Examples 9 to 16 and Comparative Examples 3 to 4 Using insulating materials A to J as insulating layers, a 30 mmφ extruder was used to deposit 0.05 mm thick polyester enamel on copper twisted wires with a conductor diameter of 2.2 mm. , 0.6mm thickness by continuous extrusion coating (extrusion temperature condition = C ₁ : 1
80 ° C, C ₂ : 185 ° C, C ₃ : 181 ° C, D: 180
℃), a low voltage electric wire for underwater motor winding was obtained.

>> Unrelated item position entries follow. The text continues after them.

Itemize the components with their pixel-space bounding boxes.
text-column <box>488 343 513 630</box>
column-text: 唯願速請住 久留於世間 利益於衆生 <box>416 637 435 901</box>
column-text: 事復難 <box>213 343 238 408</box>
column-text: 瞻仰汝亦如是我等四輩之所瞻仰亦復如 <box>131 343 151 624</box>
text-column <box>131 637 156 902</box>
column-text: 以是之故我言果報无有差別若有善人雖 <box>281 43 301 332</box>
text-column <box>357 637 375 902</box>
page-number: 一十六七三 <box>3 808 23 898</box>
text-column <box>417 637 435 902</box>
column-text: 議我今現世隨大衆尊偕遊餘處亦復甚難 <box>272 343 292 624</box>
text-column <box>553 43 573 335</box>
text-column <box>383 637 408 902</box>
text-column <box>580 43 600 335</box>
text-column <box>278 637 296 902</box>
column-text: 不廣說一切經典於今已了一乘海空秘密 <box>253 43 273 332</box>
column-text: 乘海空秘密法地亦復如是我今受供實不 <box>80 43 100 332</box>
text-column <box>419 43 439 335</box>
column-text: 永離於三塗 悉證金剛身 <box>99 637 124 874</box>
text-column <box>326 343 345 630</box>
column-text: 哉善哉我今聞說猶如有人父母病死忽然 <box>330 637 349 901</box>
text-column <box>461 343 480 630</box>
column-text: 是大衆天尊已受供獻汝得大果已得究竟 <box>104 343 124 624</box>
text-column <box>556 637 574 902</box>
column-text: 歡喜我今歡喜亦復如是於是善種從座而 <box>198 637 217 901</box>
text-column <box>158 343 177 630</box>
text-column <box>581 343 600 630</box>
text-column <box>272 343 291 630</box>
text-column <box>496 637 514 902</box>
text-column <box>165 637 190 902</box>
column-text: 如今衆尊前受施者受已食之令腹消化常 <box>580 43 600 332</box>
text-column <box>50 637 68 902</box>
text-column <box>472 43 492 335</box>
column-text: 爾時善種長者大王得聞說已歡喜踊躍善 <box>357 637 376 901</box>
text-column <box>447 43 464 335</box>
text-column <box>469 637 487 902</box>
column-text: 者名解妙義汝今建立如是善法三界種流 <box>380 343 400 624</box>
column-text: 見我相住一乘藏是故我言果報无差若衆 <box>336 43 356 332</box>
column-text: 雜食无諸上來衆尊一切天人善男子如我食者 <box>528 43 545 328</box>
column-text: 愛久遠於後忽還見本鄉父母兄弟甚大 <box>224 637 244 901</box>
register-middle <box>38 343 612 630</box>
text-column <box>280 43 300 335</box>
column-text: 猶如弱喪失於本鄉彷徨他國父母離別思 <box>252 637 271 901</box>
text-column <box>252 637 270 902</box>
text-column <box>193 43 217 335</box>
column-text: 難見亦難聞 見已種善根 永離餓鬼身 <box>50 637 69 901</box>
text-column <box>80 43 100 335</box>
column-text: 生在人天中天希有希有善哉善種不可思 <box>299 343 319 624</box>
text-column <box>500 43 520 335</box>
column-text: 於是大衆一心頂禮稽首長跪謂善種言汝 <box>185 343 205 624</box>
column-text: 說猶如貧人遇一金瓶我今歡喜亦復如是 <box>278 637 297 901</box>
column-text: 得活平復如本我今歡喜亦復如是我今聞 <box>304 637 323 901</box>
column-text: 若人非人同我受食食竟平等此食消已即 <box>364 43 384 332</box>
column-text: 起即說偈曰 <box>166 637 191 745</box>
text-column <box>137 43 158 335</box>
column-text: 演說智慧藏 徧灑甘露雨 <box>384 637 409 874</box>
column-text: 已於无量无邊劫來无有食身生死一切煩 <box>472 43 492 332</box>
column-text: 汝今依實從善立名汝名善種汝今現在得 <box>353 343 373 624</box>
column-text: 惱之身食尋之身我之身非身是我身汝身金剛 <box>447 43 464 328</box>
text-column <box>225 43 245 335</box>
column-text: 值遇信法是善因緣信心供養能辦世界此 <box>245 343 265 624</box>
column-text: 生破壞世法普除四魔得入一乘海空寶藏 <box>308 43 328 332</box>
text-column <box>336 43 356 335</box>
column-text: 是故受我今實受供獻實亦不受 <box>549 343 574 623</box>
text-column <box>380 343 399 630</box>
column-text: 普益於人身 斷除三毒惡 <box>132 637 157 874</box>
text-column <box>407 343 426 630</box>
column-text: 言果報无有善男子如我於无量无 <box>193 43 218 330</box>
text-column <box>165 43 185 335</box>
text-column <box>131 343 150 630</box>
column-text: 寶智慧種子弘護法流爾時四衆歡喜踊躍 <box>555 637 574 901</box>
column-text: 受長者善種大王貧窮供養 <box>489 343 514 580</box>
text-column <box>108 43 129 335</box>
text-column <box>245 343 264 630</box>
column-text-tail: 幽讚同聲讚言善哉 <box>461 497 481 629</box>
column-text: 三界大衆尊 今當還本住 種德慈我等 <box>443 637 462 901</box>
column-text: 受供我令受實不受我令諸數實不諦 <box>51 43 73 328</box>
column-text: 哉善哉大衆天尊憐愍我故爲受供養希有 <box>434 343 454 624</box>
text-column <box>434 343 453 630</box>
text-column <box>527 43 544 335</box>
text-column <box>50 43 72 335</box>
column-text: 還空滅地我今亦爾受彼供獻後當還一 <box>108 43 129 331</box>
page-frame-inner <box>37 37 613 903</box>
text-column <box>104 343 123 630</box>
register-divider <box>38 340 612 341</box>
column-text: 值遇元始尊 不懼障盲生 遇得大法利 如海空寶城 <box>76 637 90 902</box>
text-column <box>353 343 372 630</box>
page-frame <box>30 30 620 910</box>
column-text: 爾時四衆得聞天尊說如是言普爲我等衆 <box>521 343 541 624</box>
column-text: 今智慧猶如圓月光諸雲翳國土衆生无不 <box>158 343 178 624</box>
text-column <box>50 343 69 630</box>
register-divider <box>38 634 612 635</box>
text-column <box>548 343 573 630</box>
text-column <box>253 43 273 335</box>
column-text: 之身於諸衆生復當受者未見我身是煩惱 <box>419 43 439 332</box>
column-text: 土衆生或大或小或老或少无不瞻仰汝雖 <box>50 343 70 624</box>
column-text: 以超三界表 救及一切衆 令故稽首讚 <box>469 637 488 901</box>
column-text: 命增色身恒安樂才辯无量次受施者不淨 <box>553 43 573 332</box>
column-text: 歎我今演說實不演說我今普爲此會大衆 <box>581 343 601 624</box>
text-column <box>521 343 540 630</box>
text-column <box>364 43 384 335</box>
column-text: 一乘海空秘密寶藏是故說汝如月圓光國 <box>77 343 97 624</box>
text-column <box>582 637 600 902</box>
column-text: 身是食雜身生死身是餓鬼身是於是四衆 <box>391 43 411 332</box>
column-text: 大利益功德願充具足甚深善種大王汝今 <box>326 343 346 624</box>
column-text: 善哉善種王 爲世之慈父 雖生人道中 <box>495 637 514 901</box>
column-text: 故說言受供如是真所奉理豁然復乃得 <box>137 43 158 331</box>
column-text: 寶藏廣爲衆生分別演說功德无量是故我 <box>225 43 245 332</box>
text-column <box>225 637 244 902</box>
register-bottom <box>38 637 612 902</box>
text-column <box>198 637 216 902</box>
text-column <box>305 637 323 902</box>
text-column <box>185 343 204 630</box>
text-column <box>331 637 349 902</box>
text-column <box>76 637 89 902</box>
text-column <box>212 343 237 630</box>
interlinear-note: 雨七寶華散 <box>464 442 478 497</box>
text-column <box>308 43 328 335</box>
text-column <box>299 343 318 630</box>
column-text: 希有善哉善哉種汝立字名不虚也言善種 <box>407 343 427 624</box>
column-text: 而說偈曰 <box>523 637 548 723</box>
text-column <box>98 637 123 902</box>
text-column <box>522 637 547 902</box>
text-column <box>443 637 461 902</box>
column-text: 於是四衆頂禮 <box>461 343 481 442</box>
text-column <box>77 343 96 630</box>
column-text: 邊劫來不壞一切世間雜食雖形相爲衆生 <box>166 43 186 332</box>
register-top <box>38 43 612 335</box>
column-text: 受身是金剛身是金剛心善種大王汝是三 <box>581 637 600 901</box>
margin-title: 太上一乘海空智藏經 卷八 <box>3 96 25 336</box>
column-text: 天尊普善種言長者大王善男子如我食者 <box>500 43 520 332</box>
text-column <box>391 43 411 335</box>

The low-voltage electric wires obtained in the above-mentioned examples had a good appearance and had sufficient flexibility, like the conventional low-voltage electric wires of Comparative Example 4.

With respect to the low voltage electric wires obtained in the above Examples and Comparative Examples, the underwater fracture resistance and the cut-through property were measured as follows. As for the underwater breakdown resistance, the above low-voltage wire was immersed in water (AC6V, water temperature 60 ° C.), and the time (underwater charge life) until dielectric breakdown was measured. Also,
The cut-through property was measured at 80 ° C., a load of 450 g × 2, and a direct current voltage (DC) of 1 kV at 80 ° C. based on the test method specified in UL AWM3239, and the time until dielectric breakdown was measured. Table 2 shows the results.

[0030]

[Table 2]

As can be seen from Table 2, the low voltage electric wire of the present invention exhibits excellent underwater fracture resistance and cut-through properties.

[0032]

The insulating material for low voltage electric wire of the present invention has excellent electric characteristics and flexibility. Further, even if the insulating material is rapidly cooled after being processed, it exhibits excellent electric characteristics, so that the processing speed can be increased and the production efficiency can be improved. Furthermore, a low-voltage electric wire using the insulating material has excellent electrical characteristics,
It has flexibility, and also has excellent underwater fracture resistance and cut-through properties. Therefore, the insulating material for a low-voltage electric wire of the present invention is suitable as an insulating material for a low-voltage electric wire for various devices, particularly a low-voltage electric wire for an underwater motor.

Claims (2)

[Claims] 1. A syndiotactic pentad fraction of 0.7 or more and an MFR of 0.1 to 20 g / 10.
An insulating material for low-voltage electric wires, characterized in that it contains the syndiotactic polypropylene which is a component. 2. A low-voltage electric wire comprising the insulating material for a low-voltage electric wire according to claim 1.